# Will FreeBSD 13 install/run on PDP-11 or VAX?



## decuser (Jan 22, 2022)

Two parts - is it possible/supported and is anybody doing it? I installed NetBSD on my simulated VAX and it worked, and supposedly OpenBSD supports VAX, but neither are as familiar to me as FreeBSD.


----------



## Jose (Jan 23, 2022)

Doesn't look that way








						Platforms
					

FreeBSD is an operating system used to power modern servers, desktops, and embedded platforms.




					www.freebsd.org


----------



## astyle (Jan 23, 2022)

From a very long time ago, I seem to recall that NetBSD's project page does contain some good instructions about making a port for a different architecture... I would not recommend trying to port FreeBSD to VAX. But if you start messing around, and are willing to put in some time and effort, and are open to learning stuff that may not appear related - then nothing is out of question. Good luck.


----------



## gpw928 (Jan 23, 2022)

The address space on the PDP-11 would be insufficient to run any modern BSD.

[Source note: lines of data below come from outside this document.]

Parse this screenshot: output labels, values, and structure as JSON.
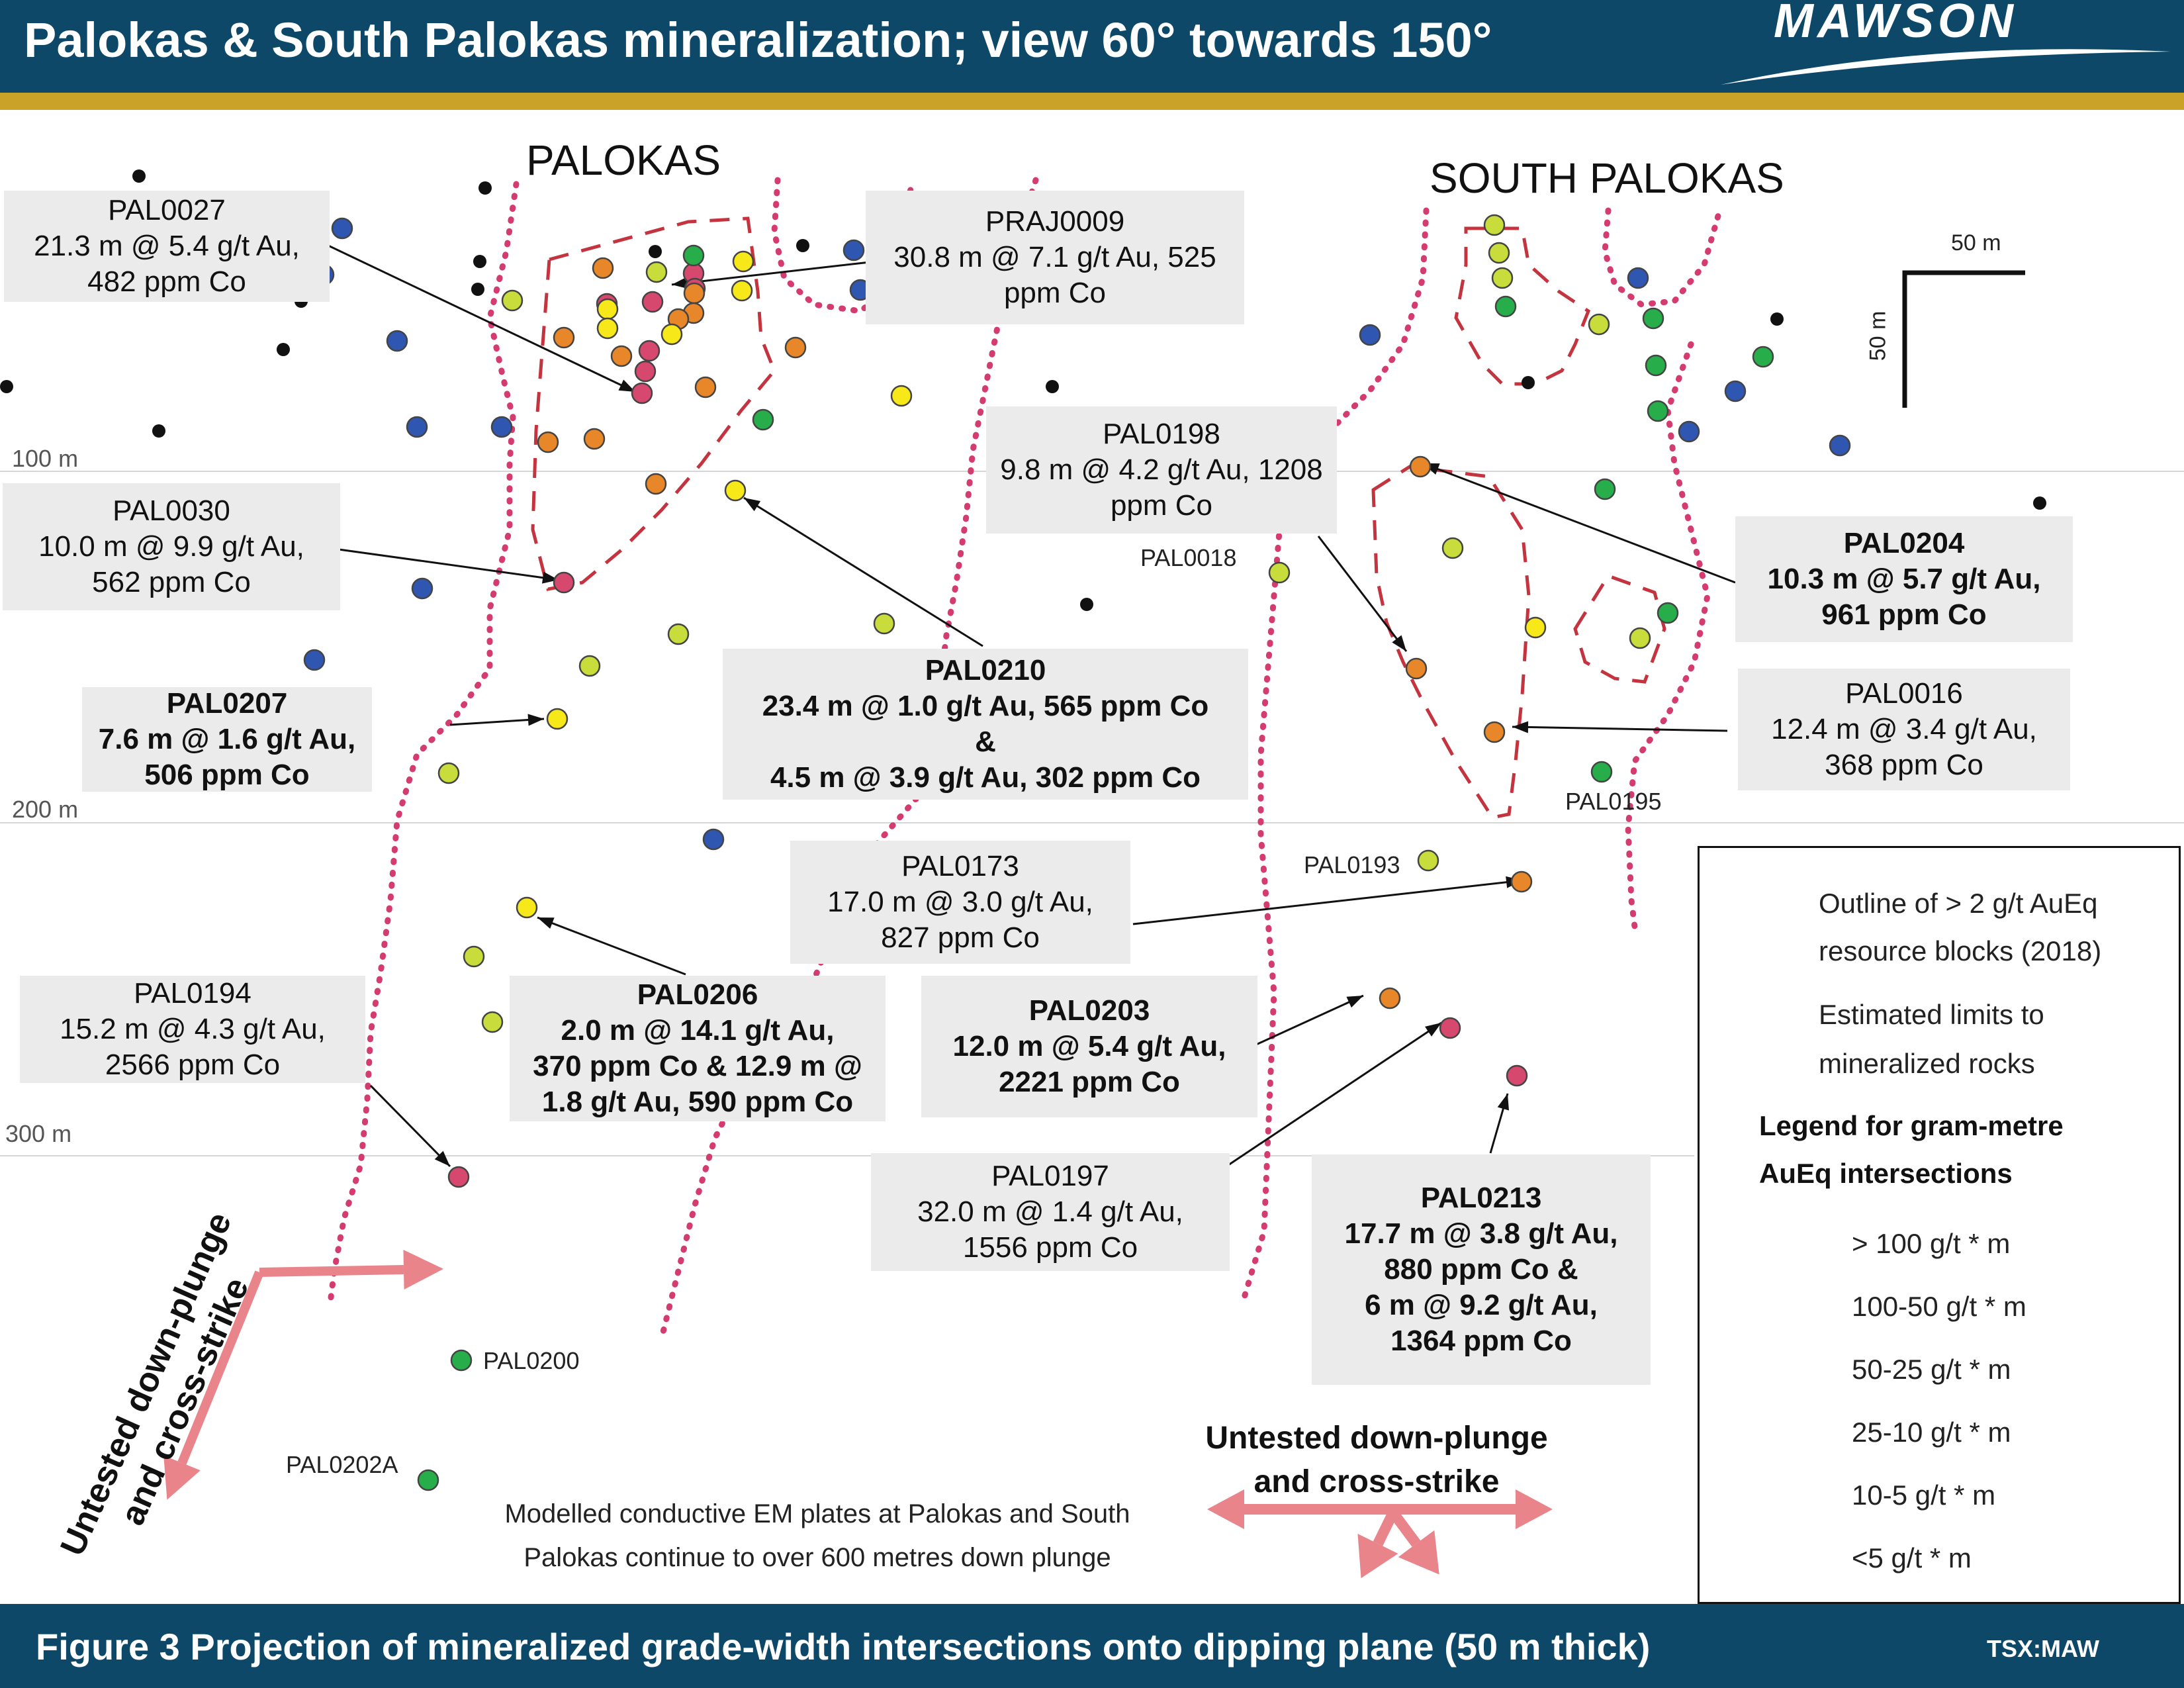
{
  "header": {
    "title": "Palokas & South Palokas mineralization; view 60° towards 150°",
    "logo_text": "MAWSON"
  },
  "footer": {
    "caption": "Figure 3 Projection of mineralized grade-width intersections onto dipping plane (50 m thick)",
    "ticker": "TSX:MAW"
  },
  "zones": {
    "palokas": "PALOKAS",
    "south_palokas": "SOUTH PALOKAS"
  },
  "scale_bar": {
    "horizontal": "50 m",
    "vertical": "50 m"
  },
  "depth_labels": [
    "100 m",
    "200 m",
    "300 m"
  ],
  "callouts": [
    {
      "id": "PAL0027",
      "bold": false,
      "lines": [
        "PAL0027",
        "21.3 m @ 5.4 g/t Au,",
        "482 ppm Co"
      ]
    },
    {
      "id": "PRAJ0009",
      "bold": false,
      "lines": [
        "PRAJ0009",
        "30.8 m @ 7.1 g/t Au, 525",
        "ppm Co"
      ]
    },
    {
      "id": "PAL0030",
      "bold": false,
      "lines": [
        "PAL0030",
        "10.0 m @ 9.9 g/t Au,",
        "562 ppm Co"
      ]
    },
    {
      "id": "PAL0198",
      "bold": false,
      "lines": [
        "PAL0198",
        "9.8 m @ 4.2 g/t Au, 1208",
        "ppm Co"
      ]
    },
    {
      "id": "PAL0204",
      "bold": true,
      "lines": [
        "PAL0204",
        "10.3 m @ 5.7 g/t Au,",
        "961 ppm Co"
      ]
    },
    {
      "id": "PAL0207",
      "bold": true,
      "lines": [
        "PAL0207",
        "7.6 m @ 1.6 g/t Au,",
        "506 ppm Co"
      ]
    },
    {
      "id": "PAL0210",
      "bold": true,
      "lines": [
        "PAL0210",
        "23.4 m @ 1.0 g/t Au, 565 ppm Co",
        "&",
        "4.5 m @ 3.9 g/t Au, 302 ppm Co"
      ]
    },
    {
      "id": "PAL0016",
      "bold": false,
      "lines": [
        "PAL0016",
        "12.4 m @ 3.4 g/t Au,",
        "368 ppm Co"
      ]
    },
    {
      "id": "PAL0173",
      "bold": false,
      "lines": [
        "PAL0173",
        "17.0 m @ 3.0 g/t Au,",
        "827 ppm Co"
      ]
    },
    {
      "id": "PAL0194",
      "bold": false,
      "lines": [
        "PAL0194",
        "15.2 m @ 4.3 g/t Au,",
        "2566 ppm Co"
      ]
    },
    {
      "id": "PAL0206",
      "bold": true,
      "lines": [
        "PAL0206",
        "2.0 m @ 14.1 g/t Au,",
        "370 ppm Co & 12.9 m @",
        "1.8 g/t Au, 590 ppm Co"
      ]
    },
    {
      "id": "PAL0203",
      "bold": true,
      "lines": [
        "PAL0203",
        "12.0 m @ 5.4 g/t Au,",
        "2221 ppm Co"
      ]
    },
    {
      "id": "PAL0197",
      "bold": false,
      "lines": [
        "PAL0197",
        "32.0 m @ 1.4 g/t Au,",
        "1556 ppm Co"
      ]
    },
    {
      "id": "PAL0213",
      "bold": true,
      "lines": [
        "PAL0213",
        "17.7 m @ 3.8 g/t Au,",
        "880 ppm Co &",
        "6 m @ 9.2 g/t Au,",
        "1364 ppm Co"
      ]
    }
  ],
  "hole_labels": [
    "PAL0018",
    "PAL0195",
    "PAL0193",
    "PAL0200",
    "PAL0202A"
  ],
  "untested_left": [
    "Untested down-plunge",
    "and cross-strike"
  ],
  "untested_right": [
    "Untested down-plunge",
    "and cross-strike"
  ],
  "em_note": [
    "Modelled conductive EM plates at Palokas and South",
    "Palokas continue to over 600 metres down plunge"
  ],
  "legend": {
    "outline": [
      "Outline of > 2 g/t AuEq",
      "resource blocks (2018)"
    ],
    "limits": [
      "Estimated limits to",
      "mineralized rocks"
    ],
    "heading": [
      "Legend for gram-metre",
      "AuEq intersections"
    ],
    "classes": [
      {
        "label": "> 100 g/t * m",
        "color": "#d6486e"
      },
      {
        "label": "100-50 g/t * m",
        "color": "#e8862a"
      },
      {
        "label": "50-25 g/t * m",
        "color": "#f7e81a"
      },
      {
        "label": "25-10 g/t * m",
        "color": "#c8dc3c"
      },
      {
        "label": "10-5 g/t * m",
        "color": "#27ae4a"
      },
      {
        "label": "<5 g/t * m",
        "color": "#2f56b0"
      }
    ],
    "outline_color": "#c4343f",
    "limit_color": "#d43c6e"
  }
}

The PDP-11 did run System V, and 2.11BSD (source, and pre-installed simh versions available).


----------



## Terry_Kennedy (Jan 23, 2022)

decuser said:


> Two parts - is it possible/supported and is anybody doing it? I installed NetBSD on my simulated VAX and it worked, and supposedly OpenBSD supports VAX, but neither are as familiar to me as FreeBSD.

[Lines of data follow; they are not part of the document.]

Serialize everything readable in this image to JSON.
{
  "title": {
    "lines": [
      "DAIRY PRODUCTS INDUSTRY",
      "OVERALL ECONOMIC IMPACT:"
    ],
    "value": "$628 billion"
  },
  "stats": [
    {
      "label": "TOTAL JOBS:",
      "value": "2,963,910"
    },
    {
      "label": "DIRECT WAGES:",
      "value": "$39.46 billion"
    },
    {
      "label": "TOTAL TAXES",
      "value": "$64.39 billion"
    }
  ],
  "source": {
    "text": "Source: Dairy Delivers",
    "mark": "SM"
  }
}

The closest you could get "out of the box" would be a (much) older FreeBSD release on an Alpha. According to this, FreeBSD 6.4 was the last release to support the Alpha architecture.

Even if any of these were possible, the slowest low-end x86-64 notebook available today would far outperform an actual Alpha.

On the other hand, I run an emulated Alpha with OpenVMS under FreeBSD, using the AlphaVM Pro emulator.


----------



## decuser (Jan 23, 2022)

gpw928 said:


> The address space on the PDP-11 would be insufficient to run any modern BSD.
> 
> The PDP-11 did run System V, and 2.11BSD (source, and pre-installed simh versions available).


Well, sort of 211 BSD is still maintained and works on the pdp sim just fine.


----------